Еще председатель Порс был большой ловелас и такой же большой жмот. Однажды он угостил одну женщину мороженым за восемнадцать рублей, а когда она в ответ не проявила ему благодарности интимного характера, обругал ее страшно. Но его выручила Элизабет. Она создала общественную организацию «Женщин завтрашнего дня», последовательницам которой внушила, что переспать с уродом за восемнадцать рублей, имея при этом миллионные счета в банке, недвижимость в России и за рубежом и красавца мужа очень даже круто и привела массу исторических подтверждений тому. В итоге у председателя Порса отбоя от поклонниц не стало.
Но однажды Черномор Карлович, чувствуя, как растет его вес, и думая попробовать силы своей партии на выборах в региональный парламент, а затем и на пост губернатора, посмел сказать что‑то недостаточно почтительное Свинчутке.
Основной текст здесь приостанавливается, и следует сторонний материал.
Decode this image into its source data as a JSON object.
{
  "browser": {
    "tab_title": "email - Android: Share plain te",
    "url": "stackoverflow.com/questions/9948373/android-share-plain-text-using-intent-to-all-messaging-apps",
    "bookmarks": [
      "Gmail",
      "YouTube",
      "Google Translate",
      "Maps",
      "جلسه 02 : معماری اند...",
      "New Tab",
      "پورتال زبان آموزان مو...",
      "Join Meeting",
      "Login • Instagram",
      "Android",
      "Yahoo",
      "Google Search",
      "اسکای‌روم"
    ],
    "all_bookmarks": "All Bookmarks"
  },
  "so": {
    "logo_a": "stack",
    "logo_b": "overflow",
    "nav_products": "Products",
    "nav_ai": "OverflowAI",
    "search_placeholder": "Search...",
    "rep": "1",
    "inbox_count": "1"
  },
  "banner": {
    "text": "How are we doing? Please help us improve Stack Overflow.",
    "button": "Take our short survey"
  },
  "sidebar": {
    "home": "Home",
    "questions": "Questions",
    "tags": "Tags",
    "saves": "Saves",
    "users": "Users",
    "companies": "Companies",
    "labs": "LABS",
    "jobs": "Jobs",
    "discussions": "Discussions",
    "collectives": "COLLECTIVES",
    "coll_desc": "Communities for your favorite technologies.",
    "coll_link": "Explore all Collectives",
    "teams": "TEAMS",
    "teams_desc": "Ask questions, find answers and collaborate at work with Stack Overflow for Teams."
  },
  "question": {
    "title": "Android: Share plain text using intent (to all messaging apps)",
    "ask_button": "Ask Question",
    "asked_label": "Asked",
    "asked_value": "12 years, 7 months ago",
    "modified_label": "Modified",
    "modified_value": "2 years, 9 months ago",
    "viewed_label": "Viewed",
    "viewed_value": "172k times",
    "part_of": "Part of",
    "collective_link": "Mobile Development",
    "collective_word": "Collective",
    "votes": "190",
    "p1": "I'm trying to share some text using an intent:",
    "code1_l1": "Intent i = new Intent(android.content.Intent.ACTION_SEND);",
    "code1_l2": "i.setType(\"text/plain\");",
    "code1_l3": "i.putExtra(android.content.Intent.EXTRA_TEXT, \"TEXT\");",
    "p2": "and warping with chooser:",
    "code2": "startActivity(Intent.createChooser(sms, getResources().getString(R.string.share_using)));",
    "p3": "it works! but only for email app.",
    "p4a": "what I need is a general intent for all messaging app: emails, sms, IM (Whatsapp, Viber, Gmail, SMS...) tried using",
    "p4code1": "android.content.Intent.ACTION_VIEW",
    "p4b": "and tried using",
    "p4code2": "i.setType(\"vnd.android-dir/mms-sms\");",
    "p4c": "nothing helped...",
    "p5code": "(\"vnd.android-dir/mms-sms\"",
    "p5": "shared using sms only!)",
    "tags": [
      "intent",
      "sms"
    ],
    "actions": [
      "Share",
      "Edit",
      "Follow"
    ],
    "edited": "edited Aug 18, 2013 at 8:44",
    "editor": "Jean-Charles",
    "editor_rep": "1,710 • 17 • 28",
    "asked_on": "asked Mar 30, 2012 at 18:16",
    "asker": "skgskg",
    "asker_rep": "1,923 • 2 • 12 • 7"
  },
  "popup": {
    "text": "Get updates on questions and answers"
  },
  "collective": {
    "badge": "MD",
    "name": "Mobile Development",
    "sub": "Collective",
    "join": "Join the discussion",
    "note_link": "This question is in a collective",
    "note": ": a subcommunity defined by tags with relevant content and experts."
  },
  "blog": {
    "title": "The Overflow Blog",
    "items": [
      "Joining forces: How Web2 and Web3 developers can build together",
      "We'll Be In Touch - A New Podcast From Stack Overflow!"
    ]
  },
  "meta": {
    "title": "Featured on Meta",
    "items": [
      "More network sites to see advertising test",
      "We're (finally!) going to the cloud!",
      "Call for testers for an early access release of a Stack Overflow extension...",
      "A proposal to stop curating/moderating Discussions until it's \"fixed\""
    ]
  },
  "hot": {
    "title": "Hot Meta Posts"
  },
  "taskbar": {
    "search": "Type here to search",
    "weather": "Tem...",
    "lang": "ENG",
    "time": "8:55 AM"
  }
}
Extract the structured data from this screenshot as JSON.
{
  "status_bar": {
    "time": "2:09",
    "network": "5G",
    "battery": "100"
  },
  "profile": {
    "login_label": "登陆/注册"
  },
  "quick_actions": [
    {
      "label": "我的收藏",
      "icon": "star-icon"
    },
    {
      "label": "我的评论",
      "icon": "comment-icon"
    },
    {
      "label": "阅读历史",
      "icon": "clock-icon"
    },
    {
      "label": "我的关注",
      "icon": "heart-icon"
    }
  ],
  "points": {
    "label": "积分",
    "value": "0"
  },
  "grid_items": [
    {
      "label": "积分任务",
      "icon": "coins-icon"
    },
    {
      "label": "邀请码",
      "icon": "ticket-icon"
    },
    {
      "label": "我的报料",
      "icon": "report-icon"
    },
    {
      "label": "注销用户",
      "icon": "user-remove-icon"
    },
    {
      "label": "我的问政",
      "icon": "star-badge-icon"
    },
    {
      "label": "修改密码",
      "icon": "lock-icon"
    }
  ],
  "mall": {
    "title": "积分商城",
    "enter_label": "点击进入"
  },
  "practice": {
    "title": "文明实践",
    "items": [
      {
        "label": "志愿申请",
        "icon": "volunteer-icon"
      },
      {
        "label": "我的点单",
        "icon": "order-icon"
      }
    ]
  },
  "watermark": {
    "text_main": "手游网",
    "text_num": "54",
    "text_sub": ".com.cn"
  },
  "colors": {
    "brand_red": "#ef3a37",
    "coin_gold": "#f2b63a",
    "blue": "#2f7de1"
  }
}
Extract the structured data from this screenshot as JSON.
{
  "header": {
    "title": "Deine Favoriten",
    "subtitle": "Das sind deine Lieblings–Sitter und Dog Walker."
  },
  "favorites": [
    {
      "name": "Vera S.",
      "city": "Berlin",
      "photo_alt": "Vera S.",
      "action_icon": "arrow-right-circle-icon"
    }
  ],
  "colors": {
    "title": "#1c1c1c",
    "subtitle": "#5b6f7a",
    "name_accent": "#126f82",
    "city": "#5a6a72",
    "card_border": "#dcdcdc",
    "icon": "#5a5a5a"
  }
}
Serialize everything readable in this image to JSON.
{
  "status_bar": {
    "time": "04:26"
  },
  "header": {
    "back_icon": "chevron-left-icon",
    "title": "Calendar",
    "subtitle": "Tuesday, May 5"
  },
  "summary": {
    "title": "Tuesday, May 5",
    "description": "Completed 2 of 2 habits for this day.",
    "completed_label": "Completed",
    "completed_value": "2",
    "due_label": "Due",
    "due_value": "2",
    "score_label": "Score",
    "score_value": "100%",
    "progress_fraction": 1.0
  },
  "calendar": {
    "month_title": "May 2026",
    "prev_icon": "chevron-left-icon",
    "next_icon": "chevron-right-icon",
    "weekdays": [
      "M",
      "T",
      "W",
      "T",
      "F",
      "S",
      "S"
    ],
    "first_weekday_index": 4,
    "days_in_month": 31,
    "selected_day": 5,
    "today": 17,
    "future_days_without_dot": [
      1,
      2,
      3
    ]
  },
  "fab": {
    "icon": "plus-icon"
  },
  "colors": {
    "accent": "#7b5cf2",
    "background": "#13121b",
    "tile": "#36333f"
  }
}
Наказание было немедленным: год работы дворецким у Элизабет, пока только в мире грез, но при повторном нарушении оно распространилось бы и на мир людей.
Дарья
… Дарья вновь была возле того страшного сада, но на этот раз не внутри, а у его ворот. Сад находился за высокой стеной, а вокруг, сколько видели глаза, расстилались заросли ядовитого хвоща и крапивы в человеческий рост высотой, каких‑то еще растений… Даша даже засомневалась не постучать ли ей в калитку: господин Лепрекон ведь был так вежлив в прошлый раз, даже называл ее леди… Но она вспомнила, что говорили в городе про того, кого ей напомнил дворецкий–садовник той страшной ведьмы, а потом саму леди Элизабет, и молодая женщина решила, что лучше уж идти в хвощ и крапиву… Но странно: стоило ей сделать несколько шагов и перетерпеть боль от первых ожогов, как хвощ и крапива перестали жечься, а перед собой Даша увидела едва заметную тропку.
Стоило ей ступить на нее, как нога заныла: тропа была усеяна колючками. «Может, ну ее, эту тропку?», – подумала Дарья и вдруг почувствовала, что рядом с ней кто‑то есть. Она обернулась и увидела какого‑то прозрачного то ли человека, то ли не человека.